Bangladeshi apparel exporters are going to put diplomatic pressure on British apparel empire Edinburgh Woollen Mill Group (EWM) for due payments for shipped goods and cancellations of orders to its Bangladeshi suppliers.
Apparel suppliers of the country are preparing to discuss the issue with the Bangladesh High Commission in Britain and with a number of British lawmakers.
Apparel suppliers said EWM's brand Peacocks should pay for shipped goods and take all existing stocks which were ordered by it. They claimed the brand has cancelled all previous stocks without any valid reason and has not paid for previous shipments.
Peacocks was part of the Philip Day-owned EWM fashion retail empire which collapsed in November last year.
Now, it has been bought by an international investment consortium backed by Edinburgh Woollen Mill's COO Steve Simpson.
According to Bangladesh apparel industry insiders, the discount fashion chain has played a trick to deprive its suppliers through getting liabilities write-off. But Bangladeshi factories are holding huge stocks of goods ordered by them and also have not received payments for shipped goods.
"I have discussed the issue with the Bangladesh High Commissioner in the UK to raise the issue. At the same time, we will also give a letter to the British High Commissioner in Dhaka," said Faruque Hassan, president of Bangladesh Garments Manufacturers and Exporters Association (BGMEA).
"We also asked all suppliers to give updates of outstanding payments from the Peacocks, then we will move forward," he added.
The Newly elected BGMEA President Faruque Hassan said the buyer has no right to do such unethical practice with any supplier.
Chattogram EPZ based jeans maker Denim Expert Ltd is one of Peacocks' suppliers in Bangladesh. Peacocks cancelled orders of 43,600 pieces of jeans worth over $2,26,180.
The brand has cancelled all orders already made and stocks already shipped.
"Peacocks' order cancellation hit my business hard. Some other manufacturers also suffered from its order cancellation," Mostafiz Uddin, managing director of Denim Expert Ltd.
"Now I am working with British MPs and European Commission to change the bankruptcy laws which such errant brands always resort to wipe out their debts to factories and come to business again under a new name," he added.
"We have to put concerted efforts to tame such unethical purchasing practices that are strangling the manufacturers," said Mostafiz Uddin, who is also founder and CEO of Bangladesh Apparel Exchange.

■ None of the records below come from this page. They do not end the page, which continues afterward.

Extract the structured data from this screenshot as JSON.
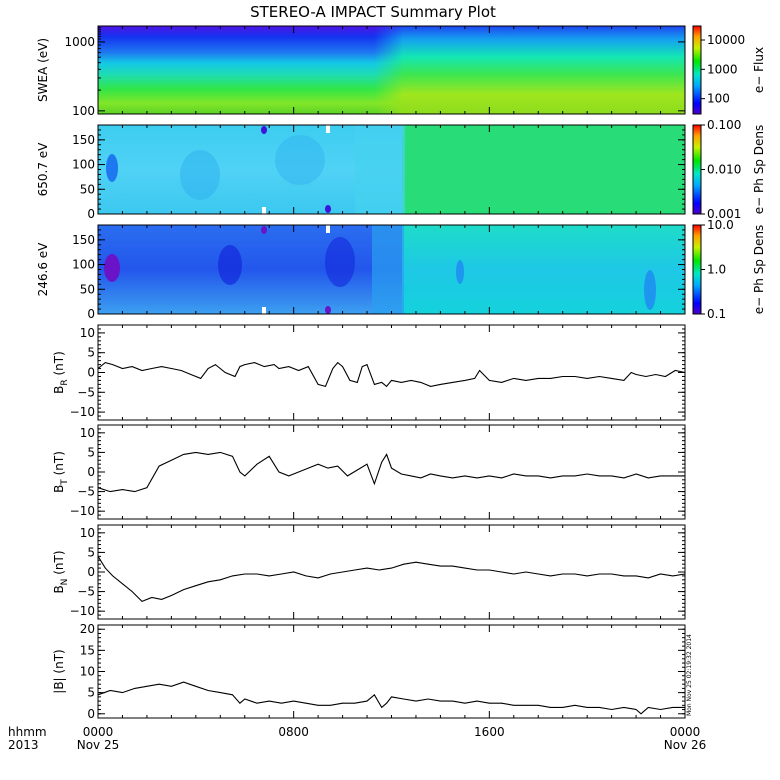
{
  "title": "STEREO-A IMPACT Summary Plot",
  "footer": {
    "format_label": "hhmm",
    "year": "2013",
    "x_ticks": [
      {
        "hour": 0,
        "time": "0000",
        "date": "Nov 25"
      },
      {
        "hour": 8,
        "time": "0800",
        "date": ""
      },
      {
        "hour": 16,
        "time": "1600",
        "date": ""
      },
      {
        "hour": 24,
        "time": "0000",
        "date": "Nov 26"
      }
    ]
  },
  "timestamp": "Mon Nov 25 02:19:32 2014",
  "chart_data": [
    {
      "id": "swea",
      "type": "heatmap",
      "ylabel": "SWEA (eV)",
      "y_scale": "log",
      "ylim": [
        90,
        1700
      ],
      "y_ticks": [
        100,
        1000
      ],
      "y_tick_labels": [
        "100",
        "1000"
      ],
      "colorbar": {
        "label": "e− Flux",
        "scale": "log",
        "range": [
          30,
          30000
        ],
        "ticks": [
          100,
          1000,
          10000
        ],
        "tick_labels": [
          "100",
          "1000",
          "10000"
        ]
      },
      "notes": "high-energy channels ~1500 eV blue/purple, low-energy ~100 eV yellow-green; spectrum hardens after ~12:00"
    },
    {
      "id": "pad650",
      "type": "heatmap",
      "ylabel": "650.7 eV",
      "ylim": [
        0,
        180
      ],
      "y_ticks": [
        0,
        50,
        100,
        150
      ],
      "y_tick_labels": [
        "0",
        "50",
        "100",
        "150"
      ],
      "colorbar": {
        "label": "e− Ph Sp Dens",
        "scale": "log",
        "range": [
          0.001,
          0.1
        ],
        "ticks": [
          0.001,
          0.01,
          0.1
        ],
        "tick_labels": [
          "0.001",
          "0.010",
          "0.100"
        ]
      }
    },
    {
      "id": "pad246",
      "type": "heatmap",
      "ylabel": "246.6 eV",
      "ylim": [
        0,
        180
      ],
      "y_ticks": [
        0,
        50,
        100,
        150
      ],
      "y_tick_labels": [
        "0",
        "50",
        "100",
        "150"
      ],
      "colorbar": {
        "label": "e− Ph Sp Dens",
        "scale": "log",
        "range": [
          0.1,
          10
        ],
        "ticks": [
          0.1,
          1,
          10
        ],
        "tick_labels": [
          "0.1",
          "1.0",
          "10.0"
        ]
      }
    },
    {
      "id": "br",
      "type": "line",
      "ylabel": "B_R (nT)",
      "ylabel_main": "B",
      "ylabel_sub": "R",
      "ylabel_unit": " (nT)",
      "ylim": [
        -12,
        12
      ],
      "y_ticks": [
        -10,
        -5,
        0,
        5,
        10
      ],
      "y_tick_labels": [
        "−10",
        "−5",
        "0",
        "5",
        "10"
      ],
      "x": [
        0,
        0.3,
        0.6,
        1.0,
        1.4,
        1.8,
        2.2,
        2.6,
        3.0,
        3.4,
        3.8,
        4.2,
        4.5,
        4.8,
        5.2,
        5.6,
        5.8,
        6.0,
        6.4,
        6.8,
        7.2,
        7.4,
        7.8,
        8.2,
        8.6,
        9.0,
        9.3,
        9.6,
        9.8,
        10.0,
        10.3,
        10.6,
        10.8,
        11.0,
        11.3,
        11.6,
        11.8,
        12.0,
        12.4,
        12.8,
        13.2,
        13.6,
        14.0,
        14.5,
        15.0,
        15.4,
        15.6,
        16.0,
        16.5,
        17.0,
        17.5,
        18.0,
        18.5,
        19.0,
        19.5,
        20.0,
        20.5,
        21.0,
        21.5,
        21.8,
        22.0,
        22.4,
        22.8,
        23.2,
        23.6,
        24.0
      ],
      "values": [
        1.0,
        2.5,
        2.0,
        1.0,
        1.5,
        0.5,
        1.0,
        1.5,
        1.0,
        0.5,
        -0.5,
        -1.5,
        1.0,
        2.0,
        0.0,
        -1.0,
        1.5,
        2.0,
        2.5,
        1.5,
        2.0,
        1.0,
        1.5,
        0.5,
        1.5,
        -3.0,
        -3.5,
        1.0,
        2.5,
        1.5,
        -2.0,
        -2.5,
        1.5,
        2.0,
        -3.0,
        -2.5,
        -3.5,
        -2.0,
        -2.5,
        -2.0,
        -2.5,
        -3.5,
        -3.0,
        -2.5,
        -2.0,
        -1.5,
        0.5,
        -2.0,
        -2.5,
        -1.5,
        -2.0,
        -1.5,
        -1.5,
        -1.0,
        -1.0,
        -1.5,
        -1.0,
        -1.5,
        -2.0,
        0.0,
        -0.5,
        -1.0,
        -0.5,
        -1.0,
        0.5,
        0.0
      ]
    },
    {
      "id": "bt",
      "type": "line",
      "ylabel": "B_T (nT)",
      "ylabel_main": "B",
      "ylabel_sub": "T",
      "ylabel_unit": " (nT)",
      "ylim": [
        -12,
        12
      ],
      "y_ticks": [
        -10,
        -5,
        0,
        5,
        10
      ],
      "y_tick_labels": [
        "−10",
        "−5",
        "0",
        "5",
        "10"
      ],
      "x": [
        0,
        0.5,
        1.0,
        1.5,
        2.0,
        2.5,
        3.0,
        3.5,
        4.0,
        4.5,
        5.0,
        5.5,
        5.8,
        6.0,
        6.5,
        7.0,
        7.4,
        7.8,
        8.2,
        8.6,
        9.0,
        9.4,
        9.8,
        10.2,
        10.6,
        11.0,
        11.3,
        11.6,
        11.8,
        12.0,
        12.4,
        12.8,
        13.2,
        13.6,
        14.0,
        14.5,
        15.0,
        15.5,
        16.0,
        16.5,
        17.0,
        17.5,
        18.0,
        18.5,
        19.0,
        19.5,
        20.0,
        20.5,
        21.0,
        21.5,
        22.0,
        22.5,
        23.0,
        23.5,
        24.0
      ],
      "values": [
        -4.0,
        -5.0,
        -4.5,
        -5.0,
        -4.0,
        1.5,
        3.0,
        4.5,
        5.0,
        4.5,
        5.0,
        4.0,
        0.0,
        -1.0,
        2.0,
        4.0,
        0.0,
        -1.0,
        0.0,
        1.0,
        2.0,
        1.0,
        1.5,
        -1.0,
        0.5,
        2.0,
        -3.0,
        2.5,
        4.5,
        1.0,
        -0.5,
        -1.0,
        -1.5,
        -0.5,
        -1.0,
        -1.5,
        -1.0,
        -1.5,
        -1.0,
        -1.5,
        -0.5,
        -1.0,
        -1.0,
        -1.5,
        -1.0,
        -1.0,
        -0.5,
        -1.0,
        -1.0,
        -1.5,
        -0.5,
        -1.5,
        -1.0,
        -1.0,
        -1.0
      ]
    },
    {
      "id": "bn",
      "type": "line",
      "ylabel": "B_N (nT)",
      "ylabel_main": "B",
      "ylabel_sub": "N",
      "ylabel_unit": " (nT)",
      "ylim": [
        -12,
        12
      ],
      "y_ticks": [
        -10,
        -5,
        0,
        5,
        10
      ],
      "y_tick_labels": [
        "−10",
        "−5",
        "0",
        "5",
        "10"
      ],
      "x": [
        0,
        0.3,
        0.6,
        1.0,
        1.4,
        1.8,
        2.2,
        2.6,
        3.0,
        3.5,
        4.0,
        4.5,
        5.0,
        5.5,
        6.0,
        6.5,
        7.0,
        7.5,
        8.0,
        8.5,
        9.0,
        9.5,
        10.0,
        10.5,
        11.0,
        11.5,
        12.0,
        12.5,
        13.0,
        13.5,
        14.0,
        14.5,
        15.0,
        15.5,
        16.0,
        16.5,
        17.0,
        17.5,
        18.0,
        18.5,
        19.0,
        19.5,
        20.0,
        20.5,
        21.0,
        21.5,
        22.0,
        22.5,
        23.0,
        23.5,
        24.0
      ],
      "values": [
        4.0,
        1.0,
        -1.0,
        -3.0,
        -5.0,
        -7.5,
        -6.5,
        -7.0,
        -6.0,
        -4.5,
        -3.5,
        -2.5,
        -2.0,
        -1.0,
        -0.5,
        -0.5,
        -1.0,
        -0.5,
        0.0,
        -1.0,
        -1.5,
        -0.5,
        0.0,
        0.5,
        1.0,
        0.5,
        1.0,
        2.0,
        2.5,
        2.0,
        1.5,
        1.5,
        1.0,
        0.5,
        0.5,
        0.0,
        -0.5,
        0.0,
        -0.5,
        -1.0,
        -0.5,
        -0.5,
        -1.0,
        -0.5,
        -0.5,
        -1.0,
        -1.0,
        -1.5,
        -0.5,
        -1.0,
        -0.5
      ]
    },
    {
      "id": "bmag",
      "type": "line",
      "ylabel": "|B| (nT)",
      "ylabel_main": "|B|",
      "ylabel_sub": "",
      "ylabel_unit": " (nT)",
      "ylim": [
        -1,
        21
      ],
      "y_ticks": [
        0,
        5,
        10,
        15,
        20
      ],
      "y_tick_labels": [
        "0",
        "5",
        "10",
        "15",
        "20"
      ],
      "x": [
        0,
        0.5,
        1.0,
        1.5,
        2.0,
        2.5,
        3.0,
        3.5,
        4.0,
        4.5,
        5.0,
        5.5,
        5.8,
        6.0,
        6.5,
        7.0,
        7.5,
        8.0,
        8.5,
        9.0,
        9.5,
        10.0,
        10.5,
        11.0,
        11.3,
        11.6,
        11.8,
        12.0,
        12.5,
        13.0,
        13.5,
        14.0,
        14.5,
        15.0,
        15.5,
        16.0,
        16.5,
        17.0,
        17.5,
        18.0,
        18.5,
        19.0,
        19.5,
        20.0,
        20.5,
        21.0,
        21.5,
        22.0,
        22.2,
        22.5,
        23.0,
        23.5,
        24.0
      ],
      "values": [
        4.5,
        5.5,
        5.0,
        6.0,
        6.5,
        7.0,
        6.5,
        7.5,
        6.5,
        5.5,
        5.0,
        4.5,
        2.5,
        3.5,
        2.5,
        3.0,
        2.5,
        3.0,
        2.5,
        2.0,
        2.0,
        2.5,
        2.5,
        3.0,
        4.5,
        1.5,
        2.5,
        4.0,
        3.5,
        3.0,
        3.5,
        3.0,
        3.0,
        2.5,
        3.0,
        2.5,
        2.5,
        2.0,
        2.0,
        2.0,
        1.5,
        1.5,
        2.0,
        1.5,
        1.5,
        1.0,
        1.5,
        1.0,
        0.0,
        1.5,
        1.0,
        1.5,
        1.5
      ]
    }
  ]
}
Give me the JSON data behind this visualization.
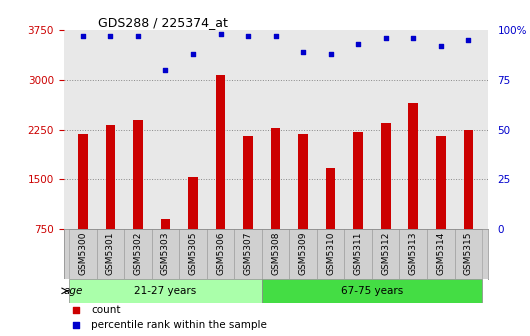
{
  "title": "GDS288 / 225374_at",
  "categories": [
    "GSM5300",
    "GSM5301",
    "GSM5302",
    "GSM5303",
    "GSM5305",
    "GSM5306",
    "GSM5307",
    "GSM5308",
    "GSM5309",
    "GSM5310",
    "GSM5311",
    "GSM5312",
    "GSM5313",
    "GSM5314",
    "GSM5315"
  ],
  "bar_values": [
    2180,
    2320,
    2390,
    900,
    1530,
    3080,
    2160,
    2280,
    2190,
    1680,
    2220,
    2350,
    2650,
    2160,
    2240
  ],
  "percentile_values": [
    97,
    97,
    97,
    80,
    88,
    98,
    97,
    97,
    89,
    88,
    93,
    96,
    96,
    92,
    95
  ],
  "bar_color": "#CC0000",
  "dot_color": "#0000CC",
  "ylim_left": [
    750,
    3750
  ],
  "ylim_right": [
    0,
    100
  ],
  "yticks_left": [
    750,
    1500,
    2250,
    3000,
    3750
  ],
  "yticks_right": [
    0,
    25,
    50,
    75,
    100
  ],
  "group1_count": 7,
  "group2_count": 8,
  "group1_label": "21-27 years",
  "group2_label": "67-75 years",
  "age_label": "age",
  "legend_count_label": "count",
  "legend_percentile_label": "percentile rank within the sample",
  "background_color": "#ffffff",
  "plot_bg_color": "#e8e8e8",
  "xlabel_bg_color": "#d0d0d0",
  "group1_color": "#aaffaa",
  "group2_color": "#44dd44",
  "grid_color": "#888888",
  "bar_width": 0.35
}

One of Peacocks' suppliers said on condition of anonymity that the brand pushed him to produce orders in November while it was still in EWM.
But later, it cancelled that order while the goods were ready for shipping.
However, after order cancellation, the brand also emailed the supplier saying they agreed to receive those jeans pants on condition of 50% discount. That was the last email from Peacocks to the factory.
The supplier said how they asked for shipping those goods as the cost of raw materials is over 80%.
Now, he is afraid of being bankrupt as he has paid all his suppliers and all the workers out of his own pocket.
He also mentioned that Peacocks' total liabilities to his company stands at over $2.6 million.
KL Design, another Bangladeshi garment exporter, claims a due payment of $438,151 to Peacocks for shipped goods last June.
According to sources, Edinburgh Woolen Mills and its subsidiary brands owe about $27 million to some 22 Bangladeshi apparel exporting companies.